- Born: 1843 Manjhu, Kingdom of Sindh (Present day: Manjhu, Jamshoro District, Sindh, Pakistan)
- Died: 1929 (aged 85–86) Hyderabad (Sindh), Bombay Presidency, British India (Present day: Hyderabad, Sindh, Pakistan)
- Occupations: Commerce, politics, social work, businessperson

= Seth Vishandas Nihalchand =

Politician, social reformer, and philanthropist

Vishandas Nihalchand (1843-1929) was a Sindhi Hindu politician, social reformer, and philanthropist. He belonged to a merchant-landowner bhavnani family settled in Sindh of British India. Seth Vishandas established many cotton ginning and rice threshing factories in different areas of Sindh, such as Manjhu, Hyderabad, Nawabshah, Dadu and Badin. He also was involved with Sindh political and social services.

==Early life==
===Birth and education===
Seth Vishandas was born in Manjhu, a village in Tehsil Kotri, Sindh of Talpur dynasty in 1843 AD, one month before the invasion of Sindh and annexation to British India. He was full-blooded Sindhi, as his father and mother both were of Sindhi origin.

When he was 18 years old, he left his family home to seek a teacher. He walked all the way from Sindh to Punjab, and near Lahore, he found a famous saint called Gulabdas who became his guru for many years.

===Family===
Seth Vishandas's father was Seth Nihalchand Lakhmichand of Manjhu, who was born in 1798 and died in 1865. Vishandas had one brother, Lilaram.
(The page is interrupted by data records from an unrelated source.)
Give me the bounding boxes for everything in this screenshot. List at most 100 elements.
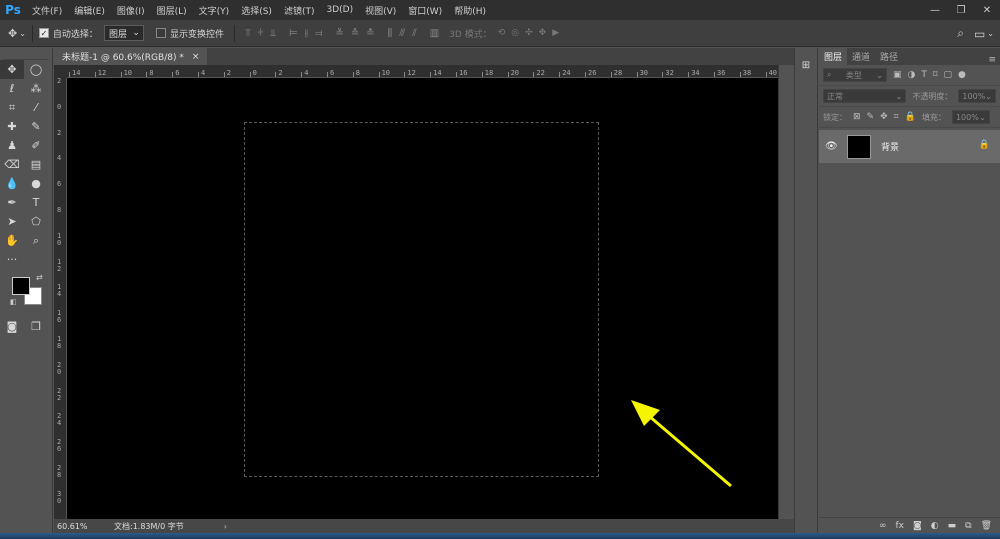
move-tool-icon[interactable]: ✥ [0,60,24,79]
vertical-ruler[interactable]: 2 0 2 4 6 8 10 12 14 16 18 20 22 24 26 28 30 [54,78,67,519]
ruler-origin[interactable] [54,65,67,78]
distribute-right-icon[interactable]: ⫽ [412,28,416,39]
menu-image[interactable]: 图像(I) [111,4,151,17]
menu-type[interactable]: 文字(Y) [193,4,236,17]
gradient-tool-icon[interactable]: ▤ [24,155,48,174]
close-icon[interactable]: ✕ [974,0,1000,20]
vertical-scrollbar[interactable] [778,65,794,519]
search-icon[interactable]: ⌕ [957,26,964,41]
3d-rotate-icon[interactable]: ⟲ [498,28,506,38]
mask-icon[interactable]: ◙ [913,521,922,531]
align-bottom-icon[interactable]: ⫫ [270,28,276,39]
align-top-icon[interactable]: ⫪ [245,28,251,39]
blend-mode-dropdown[interactable]: 正常 ⌄ [823,89,907,103]
distribute-bottom-icon[interactable]: ≛ [366,28,374,39]
filter-pixel-icon[interactable]: ▣ [893,70,902,80]
history-brush-icon[interactable]: ✐ [24,136,48,155]
magic-wand-icon[interactable]: ⁂ [24,79,48,98]
shape-tool-icon[interactable]: ⬠ [24,212,48,231]
pen-tool-icon[interactable]: ✒ [0,193,24,212]
filter-smart-icon[interactable]: ▢ [944,70,953,80]
3d-slide-icon[interactable]: ✥ [539,28,547,38]
filter-shape-icon[interactable]: ⌑ [933,70,938,80]
auto-select-checkbox[interactable]: ✓ [38,28,49,38]
lock-transparent-icon[interactable]: ⊠ [853,112,861,122]
eraser-icon[interactable]: ⌫ [0,155,24,174]
minimize-icon[interactable]: — [922,0,948,20]
fx-icon[interactable]: fx [896,521,905,531]
menu-select[interactable]: 选择(S) [235,4,278,17]
restore-icon[interactable]: ❐ [948,0,974,20]
filter-toggle-icon[interactable]: ● [958,70,966,80]
swap-colors-icon[interactable]: ⇄ [36,273,43,282]
tab-paths[interactable]: 路径 [875,48,903,65]
tab-channels[interactable]: 通道 [847,48,875,65]
distribute-left-icon[interactable]: ⫼ [388,28,393,39]
3d-scale-icon[interactable]: ▶ [552,28,559,38]
eyedropper-icon[interactable]: ⁄ [24,98,48,117]
fill-field[interactable]: 100% ⌄ [951,110,990,124]
zoom-level[interactable]: 60.61% [54,522,104,531]
marquee-tool-icon[interactable]: ◯ [24,60,48,79]
align-right-icon[interactable]: ⫤ [315,28,323,39]
distribute-vcenter-icon[interactable]: ≙ [351,28,359,39]
close-icon[interactable]: × [192,52,200,62]
align-vcenter-icon[interactable]: ⫩ [258,28,264,39]
menu-3d[interactable]: 3D(D) [320,5,359,15]
brush-tool-icon[interactable]: ✎ [24,117,48,136]
menu-view[interactable]: 视图(V) [359,4,402,17]
zoom-tool-icon[interactable]: ⌕ [24,231,48,250]
align-hcenter-icon[interactable]: ⫲ [305,28,308,39]
eye-icon[interactable]: 👁 [825,141,838,152]
lock-image-icon[interactable]: ✎ [867,112,875,122]
lock-all-icon[interactable]: 🔒 [905,112,916,122]
menu-file[interactable]: 文件(F) [26,4,68,17]
lock-artboard-icon[interactable]: ⌗ [894,112,899,122]
lasso-tool-icon[interactable]: ℓ [0,79,24,98]
distribute-hcenter-icon[interactable]: ⫻ [399,28,405,39]
menu-help[interactable]: 帮助(H) [448,4,492,17]
menu-layer[interactable]: 图层(L) [151,4,193,17]
status-menu-icon[interactable]: › [224,522,227,531]
dodge-tool-icon[interactable]: ● [24,174,48,193]
default-colors-icon[interactable]: ◧ [10,298,17,306]
show-transform-checkbox[interactable] [155,28,166,38]
lock-position-icon[interactable]: ✥ [880,112,888,122]
3d-roll-icon[interactable]: ◎ [511,28,519,38]
path-select-icon[interactable]: ➤ [0,212,24,231]
menu-window[interactable]: 窗口(W) [402,4,448,17]
quick-mask-icon[interactable]: ◙ [0,317,24,336]
panel-menu-icon[interactable]: ≡ [988,55,1000,65]
new-layer-icon[interactable]: ⧉ [965,521,971,531]
canvas-workspace[interactable] [67,78,778,519]
auto-align-icon[interactable]: ▥ [430,28,439,39]
3d-drag-icon[interactable]: ✣ [525,28,533,38]
menu-edit[interactable]: 编辑(E) [68,4,111,17]
menu-filter[interactable]: 滤镜(T) [278,4,321,17]
type-tool-icon[interactable]: T [24,193,48,212]
trash-icon[interactable]: 🗑 [981,521,992,531]
opacity-field[interactable]: 100% ⌄ [958,89,996,103]
tab-layers[interactable]: 图层 [819,48,848,65]
align-left-icon[interactable]: ⊨ [289,28,298,39]
layer-row[interactable]: 👁 背景 🔒 [819,130,1000,163]
screen-mode-icon[interactable]: ❐ [24,317,48,336]
properties-panel-icon[interactable]: ⊞ [799,60,813,74]
blur-tool-icon[interactable]: 💧 [0,174,24,193]
move-tool-icon[interactable]: ✥ [8,27,17,40]
hand-tool-icon[interactable]: ✋ [0,231,24,250]
workspace-icon[interactable]: ▭ [974,27,985,41]
filter-type-icon[interactable]: T [921,70,927,80]
filter-adjustment-icon[interactable]: ◑ [908,70,916,80]
stamp-tool-icon[interactable]: ♟ [0,136,24,155]
document-tab[interactable]: 未标题-1 @ 60.6%(RGB/8) * × [54,48,208,65]
crop-tool-icon[interactable]: ⌗ [0,98,24,117]
panel-grip[interactable] [3,48,49,60]
group-icon[interactable]: ▬ [948,521,957,531]
adjustment-icon[interactable]: ◐ [931,521,939,531]
link-icon[interactable]: ∞ [879,521,887,531]
more-tools-icon[interactable]: ··· [0,250,24,269]
foreground-color-swatch[interactable] [12,277,30,295]
layer-filter-dropdown[interactable]: ⌕ 类型 ⌄ [823,68,887,82]
chevron-down-icon[interactable]: ⌄ [19,29,26,38]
Seth Vishandas married Beejhalbai, the daughter of Seth Dunimal Tilokchandani, a businessman from Manjhand. The couple had three sons: the eldest, Seth Harchandrai Vishandas, was a lawyer and famous politician who became known as the “father of modern Karachi.“ Seth Udhavdas Vishandas, the second son, was born in Manjhu in 1896, took on the family business as a landlord and cotton merchant, and died in his hometown in 1926. Seth Srichand was the third son. Vishandas also had four daughters: Gungalbhai, Panjalbai, Motibai, and Chandibai.

==Professional life==
===Mercantile background===
Seth Vishandas owned vast lands and commerce, which after successful management, made him one of the wealthiest men in Sindh. Along with being a landlord and managing cotton and rice factories, he was also a large-scale timber contractor who allowed the poor to sell wood from his land to make a living. Vishandas was also known to permit low-income cattle owners to graze their cattle on his land.

===Local and political affairs===
He attended the first, second, and third sessions of Indian National Congress. The 28th session of Congress in 1913 was held in Karachi largely due efforts of Vishandas, his son Harchandrai, and Ghulam Mohamed Bhurgari. He and Harchandrai served respectively as chairman and Secretary of the reception committee during that session. Vishandas was a member of the Karachi District Local Board and the president of Kotri Tehsil Local Board until his death.

===Social reformer===
Vishandas opposed the injustices within the Deti-Leti system long before any official reform was attempted or enacted. He wrote a book promoting a radical cure for this societal ill and sent a free copy to various Panchayats. He then traveled from village to village, town to town, instructing Panchayats and seeking to educate the public about why and how reform should be instituted.

Vishandas's ideas and efforts were part of the pre-independence pioneering movement toward the abolition of the dowry system. A decade following Vishandas's death, the then-provincial government of Sindh passed an enactment known as the Sind Deti Leti Act of 1939, which was the earliest official attempt to bring an end to the evils within dowry system. While this early enactment was unable to achieve the desired impact, as were other similar failed Deti Leti reform attempts of the 1950s, it sparked a gradual movement that finally culminated in India's Dowry Prohibition Act of 1961.

Vishandas also is remembered for being a proponent of education and investing in the betterment of the communities in which he lived. He built a library in Kotri and founded schools in Manjhu, his place of birth, and in Hyderabad, where he had taken up residential quarters (known as Vishin Nagar). He also established a hospital, Rest house, and grain shop in Hyderabad.

In credit of his role as a social reformer, Vishandas was conferred with the title of Rai Bahadur.

==Death==
Afflicted by asthma complications, Seth Vishandas died in 1929 in Hyderabad, Sindh. Two of his sons died during his lifetime, Harchandrai in 1928 and Udhavdas in 1926. Three years after his death, his third son Srichand died in 1932. Vishandas left behind over 8,000 acres of land and two huge ginning factories, which were distributed equally among his sons and grandchildren.